İnsan ilimden istifade eder, fakat din ile yaşar."
(William James)
"Bir tabiat kanununu ifade eden her formül, Allah'ı öven bir İlâhîdir."
(Maria Mitchell)
"Hangi sahada olursa olsun, ilimle ciddî şekilde meşgul olan herkes, ilim mâbedinin kapısındaki şu yazıyı okuyacaktır: "İmân et!" İman, ilim adamının vazgeçemiyeceği bir vasıftır."
(Max Planck)
"Kâinatın Yaratıcısına olan inanç, ilmi araştırmanın en kuvvetli ve en asîl muharrik gücüdür."
(Albert Einstein)
"Vicdanın ziyası ulûm-u diniyyedir [dinî ilimlerdir]. Aklın nuru fünû*-u medeniyyedir [modern fenlerdir]. İkisinin imtizacı ile hakikat tecelli eder. O iki cenah ile talebenin himmeti pervâz eder [uçar]. İftirak ettikleri [ayrıldıkları] vakit, birincisinde taassub; ikincisinde hîle, şübhe tevellüd eder."
(Bediüzzaman)
"Dinsiz ilim kör, ilimsiz din topaldır."
(Albert Einstein)
"İlim ile din, birbirini nefyetmez (inkâr etmez), bil'akis tamamlar. Çünkü bunlardan biri aklın, diğeri gönlün (kalbin) ışığıdır. Ve insan ne yalnız akıldan, ne de gönülden ibarettir. Fakat hem akıl, hem de gönül sahibi bir varlıktır. Dinsiz ilim belki aklı tatmîn eder, fakat muhakkak ki gönlü karartır. Nitekim ilimsiz din de ruhu ve gönlü ışıtır, fakat aklı karanlıkta bırakır.

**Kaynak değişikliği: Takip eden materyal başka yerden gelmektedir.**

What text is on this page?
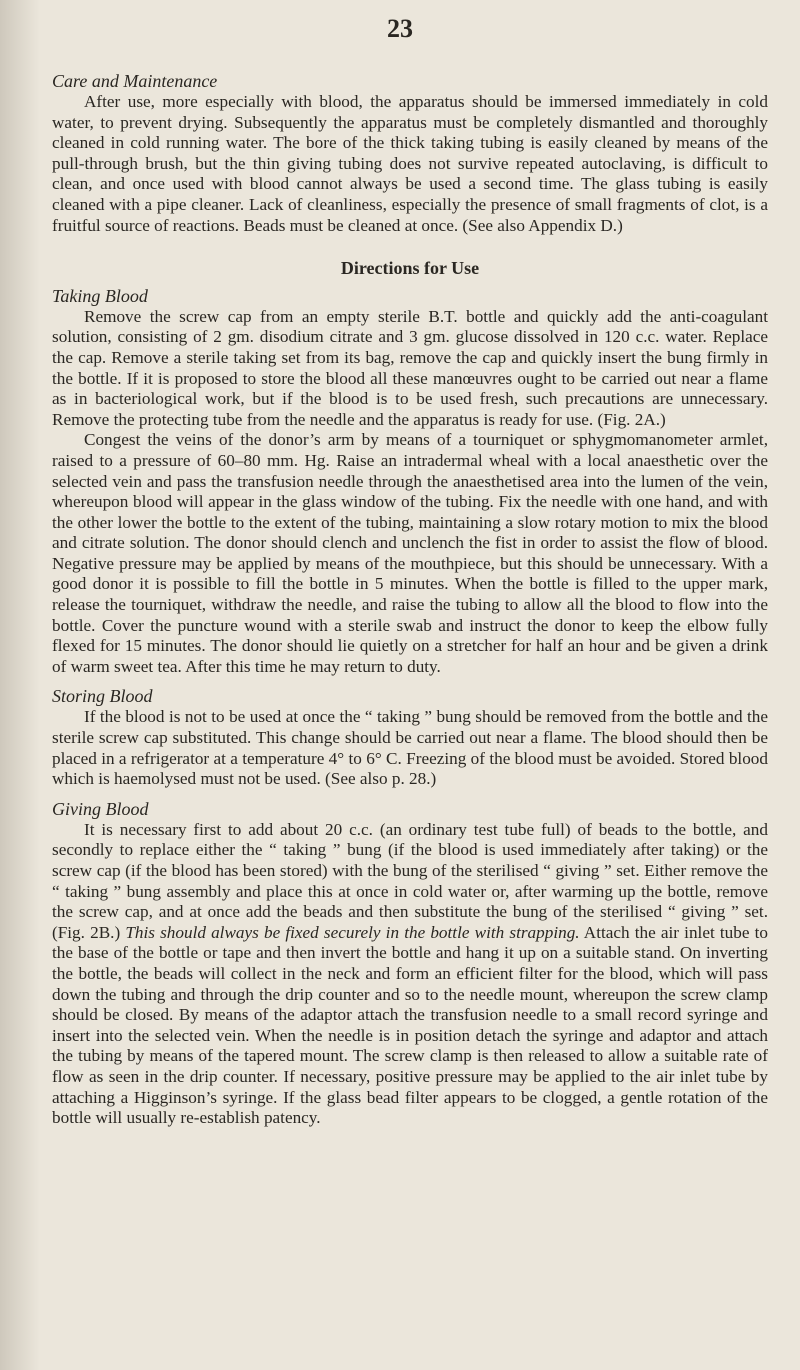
23

Care and Maintenance

After use, more especially with blood, the apparatus should be immersed immediately in cold water, to prevent drying. Subsequently the apparatus must be completely dismantled and thoroughly cleaned in cold running water. The bore of the thick taking tubing is easily cleaned by means of the pull-through brush, but the thin giving tubing does not survive repeated autoclaving, is difficult to clean, and once used with blood cannot always be used a second time. The glass tubing is easily cleaned with a pipe cleaner. Lack of cleanliness, especially the presence of small fragments of clot, is a fruitful source of reactions. Beads must be cleaned at once. (See also Appendix D.)

Directions for Use

Taking Blood

Remove the screw cap from an empty sterile B.T. bottle and quickly add the anti-coagulant solution, consisting of 2 gm. disodium citrate and 3 gm. glucose dissolved in 120 c.c. water. Replace the cap. Remove a sterile taking set from its bag, remove the cap and quickly insert the bung firmly in the bottle. If it is proposed to store the blood all these manœuvres ought to be carried out near a flame as in bacteriological work, but if the blood is to be used fresh, such precautions are unnecessary. Remove the protecting tube from the needle and the apparatus is ready for use. (Fig. 2A.)

Congest the veins of the donor’s arm by means of a tourniquet or sphygmomanometer armlet, raised to a pressure of 60–80 mm. Hg. Raise an intradermal wheal with a local anaesthetic over the selected vein and pass the transfusion needle through the anaesthetised area into the lumen of the vein, whereupon blood will appear in the glass window of the tubing. Fix the needle with one hand, and with the other lower the bottle to the extent of the tubing, maintaining a slow rotary motion to mix the blood and citrate solution. The donor should clench and unclench the fist in order to assist the flow of blood. Negative pressure may be applied by means of the mouthpiece, but this should be unnecessary. With a good donor it is possible to fill the bottle in 5 minutes. When the bottle is filled to the upper mark, release the tourniquet, withdraw the needle, and raise the tubing to allow all the blood to flow into the bottle. Cover the puncture wound with a sterile swab and instruct the donor to keep the elbow fully flexed for 15 minutes. The donor should lie quietly on a stretcher for half an hour and be given a drink of warm sweet tea. After this time he may return to duty.

Storing Blood

If the blood is not to be used at once the “ taking ” bung should be removed from the bottle and the sterile screw cap substituted. This change should be carried out near a flame. The blood should then be placed in a refrigerator at a temperature 4° to 6° C. Freezing of the blood must be avoided. Stored blood which is haemolysed must not be used. (See also p. 28.)

Giving Blood

It is necessary first to add about 20 c.c. (an ordinary test tube full) of beads to the bottle, and secondly to replace either the “ taking ” bung (if the blood is used immediately after taking) or the screw cap (if the blood has been stored) with the bung of the sterilised “ giving ” set. Either remove the “ taking ” bung assembly and place this at once in cold water or, after warming up the bottle, remove the screw cap, and at once add the beads and then substitute the bung of the sterilised “ giving ” set. (Fig. 2B.) This should always be fixed securely in the bottle with strapping. Attach the air inlet tube to the base of the bottle or tape and then invert the bottle and hang it up on a suitable stand. On inverting the bottle, the beads will collect in the neck and form an efficient filter for the blood, which will pass down the tubing and through the drip counter and so to the needle mount, whereupon the screw clamp should be closed. By means of the adaptor attach the transfusion needle to a small record syringe and insert into the selected vein. When the needle is in position detach the syringe and adaptor and attach the tubing by means of the tapered mount. The screw clamp is then released to allow a suitable rate of flow as seen in the drip counter. If necessary, positive pressure may be applied to the air inlet tube by attaching a Higginson’s syringe. If the glass bead filter appears to be clogged, a gentle rotation of the bottle will usually re-establish patency.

Binaenaleyh, insanlığın hayrı ve faydası, ne bugün olduğu gibi yalnız ilme bağlanmaktır, ne de orta zamanlarda olduğu gibi yalnız dine sarılmaktır. Fakat her ikisine birden sahip olmaktır."
(Ali Fuad Başgil)
"Allahu Teâlâ'nın mahlûklarını inceleyen fen adamları, O'nun büyüklüğünü herkesten iyi anlarlar."